Exhaustion can often pave the way toward lack of interest, says Connecticut-based family therapist Lisa Rene Reynolds, Ph.D. With today's insane schedules and everyone working harder than ever to hold down their jobs, it's easy to become fatigued to the point where you just can't even pretend to be interested anymore. "If one partner is exhausted and not interested in sex, the other partner can assume that there is something wrong with the relationship," Reynolds says. And this can spark feelings of inadequacy and insecurity in the other person.
A lack of communication can also contribute to no longer being interested in someone. Couples tend to ignore small issues, or to just get mad at the other person rather than opening up the topic for discussion.
Being overly focused on the children can pull a couple apart so insidiously they don't even realize it's happening, says Irina Firstein, LCSW, a couples counselor based in New York City. "Having a child can make a couple become disconnected in various ways and it just grows and gets bigger," she says. "It can start to feel like it is just simpler to move apart."
Simply not spending enough time with each other can make interest wane on both sides, says James Wadley, Ph.D., a marriage, family and sexuality therapist. "When you spend time together, you start to feel comfortable about revealing certain aspects about yourself," he says. As you scale back the face time, you also reduce the time for building on your relationship.
Rekindle that Fire
Here, Solutions for how to get back on track and be interested in each other once again.
●Talk to each other about issues and problems as they crop up. "Rather than let something fester, or getting passive aggressive, make time to talk," Reynolds says. "Just ignoring it exacerbates the problem and promotes the negative emotions."
●Resolve to be committed to each other, says Firstein. "You both need to make moves to change your behaviors," she says. "It is a step by step process that requires a lot of mental, psychological and physical commitment."

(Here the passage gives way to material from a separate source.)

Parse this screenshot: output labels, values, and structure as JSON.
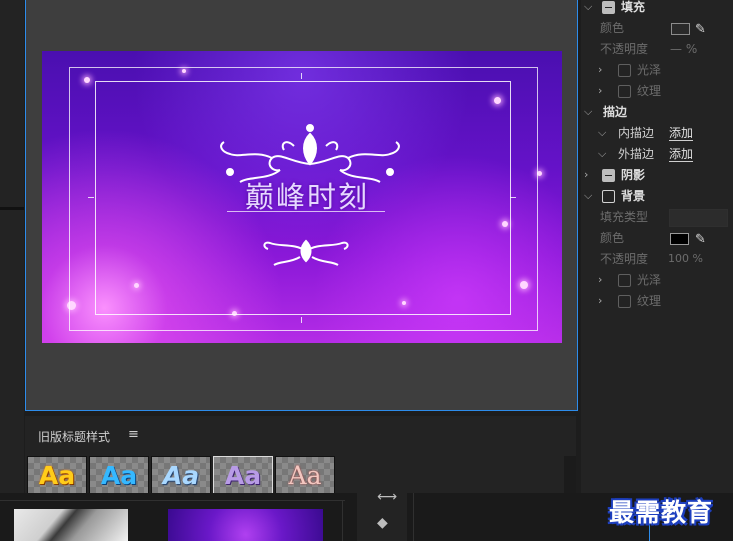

●Once you resolve to commit to each other, turn off the TV and talk. Be willing to touch and to have physical contact, Firstein says. You might actually have forgotten just how good that can feel.
●Be honest and open with your partner, and don't hide behind the excuse of busyness or lack of leisure time. That said, be honest with yourself: if you can find time for everyone else in the world, why not your significant other? He was once the most important person in the world to you, and through hard work and commitment, you can make this happen again.